As well as writing stuff and upsetting people, Big Sam has shaped West Ham into a decent team. Asked to sanction attacking football this season by owners and fans alike, he’s duly obliged; Diafra Sakho, Enner Valencia and even the much-maligned Stewart Downing have combined well up front for the Hammers, while Aaron Creswell and Carl Jenkinson have garnered plenty of praise as aggressive full backs. The defence as a whole has naturally suffered a little bit from this relatively novel on-field approach, only keeping 7 clean sheets since the start of their campaign. Nevertheless, on course for a top-ten finish, it’s been a good one for the Claret & Blues. Marker-pen protests are a thing of the past in East London, while Russell Brand keeps bursting into player interviews to tongue people with euphoric abandon. Something must be going right.

Imagine, though, that it had all gone righter. That the defence had remained tight enough for a top-four push. That the attack had been even more effective. That, having watched his side go on a ten-match unbeaten run before battering his old club Newcastle 12-0 at St James’ Park, Big Sam had torn off his sweat-stained shirt, whirled it round his head in righteous fury and then hurled it out of the stadium before tackling John Carver to the floor and nipple-crippling him mercilessly for a good ten minutes. Imagine if a second-placed finish elevated Sam to a higher plane, if he proceeded to manage Internazionale, Real Madrid, Manchester United and Chelsea – winning yearly trophies with each, as he once predicted. Imagine the pride for the people of Dudley. Imagine.

3rd – Crystal Palace

When Crystal Palace said goodbye to Tony Pulis at the beginning of the season – I won’t lie – I was heartbroken. It wasn’t that he’d saved them from relegation so emphatically last year. It wasn’t even that I missed the comforting sound of his enraged screams resonating up and down the nation’s touchlines. Rather, it was that I’d booked 90s rapper KRS-One for an old-school hip-hop night I was planning in Croydon and that, in the light of this managerial departure, my ‘Sound of the Pulis’ theme was no longer current. Thousands of fully tracksuited, bespectacled punters downed their baseball caps and bailed. I was left broken. I felt betrayed.

Neil Warnock came and went before I could recover and, just like that, Alan Pardew was in the Selhurst Park hot seat. In my post-Pulis bitterness, I could’ve been forgiven for hoping this appointment would spell disaster for the club. Far from it, the Eagles have soared since.

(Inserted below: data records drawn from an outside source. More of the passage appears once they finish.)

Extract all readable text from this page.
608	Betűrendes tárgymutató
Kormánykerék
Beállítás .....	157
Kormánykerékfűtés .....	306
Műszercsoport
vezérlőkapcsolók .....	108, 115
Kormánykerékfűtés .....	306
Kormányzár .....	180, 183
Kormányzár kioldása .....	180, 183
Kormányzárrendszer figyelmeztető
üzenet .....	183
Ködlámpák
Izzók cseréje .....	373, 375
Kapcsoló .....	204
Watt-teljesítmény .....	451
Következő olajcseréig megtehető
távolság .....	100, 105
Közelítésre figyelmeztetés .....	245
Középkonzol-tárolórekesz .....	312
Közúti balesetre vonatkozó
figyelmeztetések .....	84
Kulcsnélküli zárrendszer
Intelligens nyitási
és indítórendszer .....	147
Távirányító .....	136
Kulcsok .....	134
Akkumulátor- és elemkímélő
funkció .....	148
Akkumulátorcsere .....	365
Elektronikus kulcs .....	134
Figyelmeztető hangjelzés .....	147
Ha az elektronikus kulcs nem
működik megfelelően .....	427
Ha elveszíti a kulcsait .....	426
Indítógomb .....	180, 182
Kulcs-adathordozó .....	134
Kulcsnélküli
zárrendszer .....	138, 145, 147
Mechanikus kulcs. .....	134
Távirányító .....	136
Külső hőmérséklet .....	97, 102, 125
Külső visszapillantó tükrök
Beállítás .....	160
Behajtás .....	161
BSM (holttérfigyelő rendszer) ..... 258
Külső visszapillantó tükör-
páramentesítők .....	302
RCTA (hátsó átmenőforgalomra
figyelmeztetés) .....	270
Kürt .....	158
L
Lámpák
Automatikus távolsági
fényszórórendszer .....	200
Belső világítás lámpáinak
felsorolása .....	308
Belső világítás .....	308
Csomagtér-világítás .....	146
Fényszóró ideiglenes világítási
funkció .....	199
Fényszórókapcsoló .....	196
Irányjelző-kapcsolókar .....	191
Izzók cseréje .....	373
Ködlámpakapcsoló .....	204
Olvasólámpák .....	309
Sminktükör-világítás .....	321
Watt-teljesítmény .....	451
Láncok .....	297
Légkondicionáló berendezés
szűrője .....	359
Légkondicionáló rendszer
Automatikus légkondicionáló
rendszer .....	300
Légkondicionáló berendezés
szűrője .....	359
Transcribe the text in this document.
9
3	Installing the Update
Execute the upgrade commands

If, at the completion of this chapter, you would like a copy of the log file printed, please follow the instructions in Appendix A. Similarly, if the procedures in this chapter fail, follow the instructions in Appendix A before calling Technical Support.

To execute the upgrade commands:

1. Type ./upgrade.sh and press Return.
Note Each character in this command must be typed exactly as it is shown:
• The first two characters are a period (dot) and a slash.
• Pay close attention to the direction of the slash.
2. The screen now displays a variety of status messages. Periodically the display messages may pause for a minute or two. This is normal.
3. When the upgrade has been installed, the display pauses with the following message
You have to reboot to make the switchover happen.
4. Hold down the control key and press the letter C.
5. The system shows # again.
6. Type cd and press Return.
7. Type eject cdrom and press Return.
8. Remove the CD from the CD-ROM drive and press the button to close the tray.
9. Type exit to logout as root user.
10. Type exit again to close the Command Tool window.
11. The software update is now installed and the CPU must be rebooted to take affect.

Since Pardew arrived, Palace have won 8 out of their 13 fixtures to see themselves safely away from the relegation zone; in this time, they have also increased their scoring rate considerably – wide men Yannick Bolassie and Wilfried Zaha have been in top-four form, while veteran striker Glenn Murray has been entirely rejuvenated by the new, attack-minded system. It makes you think, what would have happened had Pardew come to the club earlier? Would Palace have winged their way to third? The reality: almost certainly not, no. The fantasy: Alan Pardew riding a giant eagle over south London in celebration, his body heaving with sobs of pure elation.

4th – Arsenal

Fantasy is all well and good, but let’s not overdo it.